|Imagine youre watching
a lone duck flying above a marsh. Then, out of nowhere, a
downward hurtling dark shape appears from nowhere and
strikes the duck and bounces away leaving a cloud of
feathers as the duck falls toward the ground. The shape
opens its wings and dives for the falling duck. A
Peregrine Falcon, aka duck hawk, has
collected a meal after stooping from high above its prey
at a speed that can approach 200 miles per hour!
Peregrine Falcons are very special birds of prey. They have a long history in association with man maintained by falconers since at least 1000 BC. Often owned by royalty, they are native to all continents except Antarctica.

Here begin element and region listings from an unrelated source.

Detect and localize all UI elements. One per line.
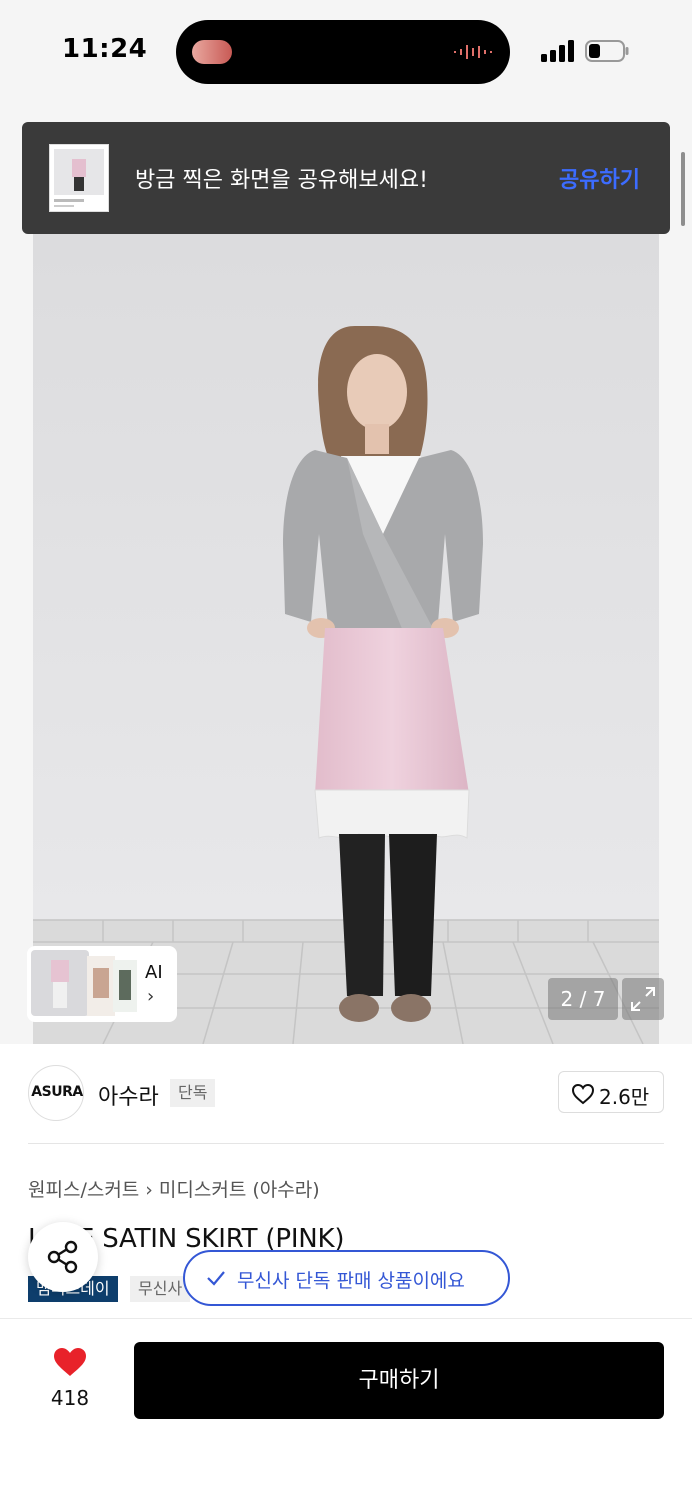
musinsa-badge: 무신사 [130,1276,191,1302]
sound-wave-icon [454,45,492,59]
wishlist-count: 418 [50,1386,90,1410]
breadcrumb-separator-icon: › [145,1179,153,1201]
heart-outline-icon [571,1083,595,1105]
image-page-counter: 2 / 7 [548,978,618,1020]
breadcrumb: 원피스/스커트 › 미디스커트 (아수라) [28,1175,320,1202]
share-action-button[interactable]: 공유하기 [559,162,640,194]
scroll-indicator[interactable] [681,152,685,226]
dynamic-island[interactable] [176,20,510,84]
chevron-right-icon: › [147,986,155,1007]
screenshot-share-toast[interactable]: 방금 찍은 화면을 공유해보세요! 공유하기 [22,122,670,234]
brand-like-button[interactable]: 2.6만 [558,1071,664,1113]
battery-icon [585,40,629,62]
share-toast-message: 방금 찍은 화면을 공유해보세요! [135,168,428,193]
share-button[interactable] [28,1222,98,1292]
brand-exclusive-badge: 단독 [170,1079,216,1107]
exclusive-sale-toast: 무신사 단독 판매 상품이에요 [183,1250,510,1306]
breadcrumb-subcategory[interactable]: 미디스커트 (아수라) [159,1179,320,1201]
brand-logo[interactable]: ASURA [28,1065,84,1121]
expand-icon [631,987,655,1011]
screenshot-thumbnail [49,144,109,212]
status-bar: 11:24 [0,0,692,104]
fullscreen-button[interactable] [622,978,664,1020]
brand-like-count: 2.6만 [599,1085,650,1109]
divider [28,1143,664,1144]
heart-filled-icon [54,1348,86,1376]
product-photo[interactable] [33,234,659,1044]
brand-logo-text: ASURA [31,1084,83,1100]
check-icon [207,1271,225,1286]
live-activity-avatar-icon [192,40,232,64]
ai-similar-items-button[interactable]: AI › [27,946,177,1022]
cellular-signal-icon [541,40,574,62]
similar-items-thumbnails [31,950,137,1016]
ai-label: AI [145,962,163,983]
pink-satin-skirt [315,628,469,794]
exclusive-sale-message: 무신사 단독 판매 상품이에요 [237,1270,465,1292]
buy-button[interactable]: 구매하기 [134,1342,664,1419]
share-icon [47,1240,78,1274]
brand-name[interactable]: 아수라 [98,1079,159,1111]
breadcrumb-category[interactable]: 원피스/스커트 [28,1179,139,1201]
wishlist-button[interactable]: 418 [28,1342,112,1418]
model-wearing-skirt-image [33,234,659,1044]
status-time: 11:24 [62,34,148,64]
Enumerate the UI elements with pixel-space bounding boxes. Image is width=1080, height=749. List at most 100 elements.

Peregrine Falcons are reasonably large raptors 16 long with wingspan of 41 and weighing around 1.6 pounds. These stocky birds have sharply pointed wing tips and narrow, short tails. As with most raptors, the females, called simply falcons, are significantly larger than the males, referred to as tiercels. Adults have blue-gray colored backs and are barred or spotted below. Juvenile peregrines are dark brown above and heavily streaked below. Heads have dark hoods with very prominent mustaches.
We almost lost our peregrines in the 1960s. The species literally disappeared in our region as a result of accumulations of organo-chlorine pesticides from their food. But, as a result of an intense captive breeding and release program sponsored by the Falcon Fund and banning of the pesticides, peregrines are seen regularly during the fall-winter-spring period when they winter here.
Peregrines feed primarily on medium-sized birds favoring ducks, pigeons, and shorebirds. However, they can take birds as large as a goose or as small as a sparrow. According to the great bird artist John James Audubon, peregrines had a penchant for taking chickens around homes in southern Louisiana in the early 1800s and were referred to as mangeurs de poulet chicken hawks. They will eat small mammals including rabbits, rats, and mice. Bats are sometimes taken especially when they emerge from day time roosts at dusk. In England, they have been observed catching and eating earthworms exposed by plows in agricultural fields!
Peregrine Falcons typically nest in very high places favoring cliffs in the wild. Nests are simple scrapes in the ground. However, peregrines will occupy and raise a brood of 3-4 young in large nests abandoned by crows and hawks in trees. In recent years, peregrines have found tall buildings and structures in cities to be suitable nesting sites preying on the large numbers of feral pigeons in such locations. But dont look for peregrine nests around the rim of the northern Gulf of Mexico. They nest much farther north in the USA and Canada in North America.
Peregrine Falcons look like hawks and eagles but are more closely related to parrots. They do not have the strong feet and talons of those raptors making it difficult to kill their prey by striking them. Rather they break the necks of stunned prey using their notched beaks.
Stooping is the most dramatic form of hunting practiced by Peregrine Falcons. They climb to heights as great as 3,000 feet and then drop gaining speed until the unsuspecting prey is struck stunning it and sometimes killing it. A nictitating membrane protects the eyes of the stooping falcon and a projection in the nostrils permits breathing. Peregrines also fly at speeds of 50-60 miles per hour on a level path, often flying close to the ground catching prey unaware.
Falconry is a captivating sport practiced throughout the piney woods area. However, Peregrine Falcons need wide open spaces and are not well suited for falconry in our region. In other areas, falconers acquire peregrines from breeders or may capture a wild passage bird during the fall migration period. Licenses and permits are required to practice falconry and state game and fish agencies must be consulted before one becomes a falconer. One begins as an Apprentice Falconer, progressing to the General Falconer category, and finally to the Master Falconer category.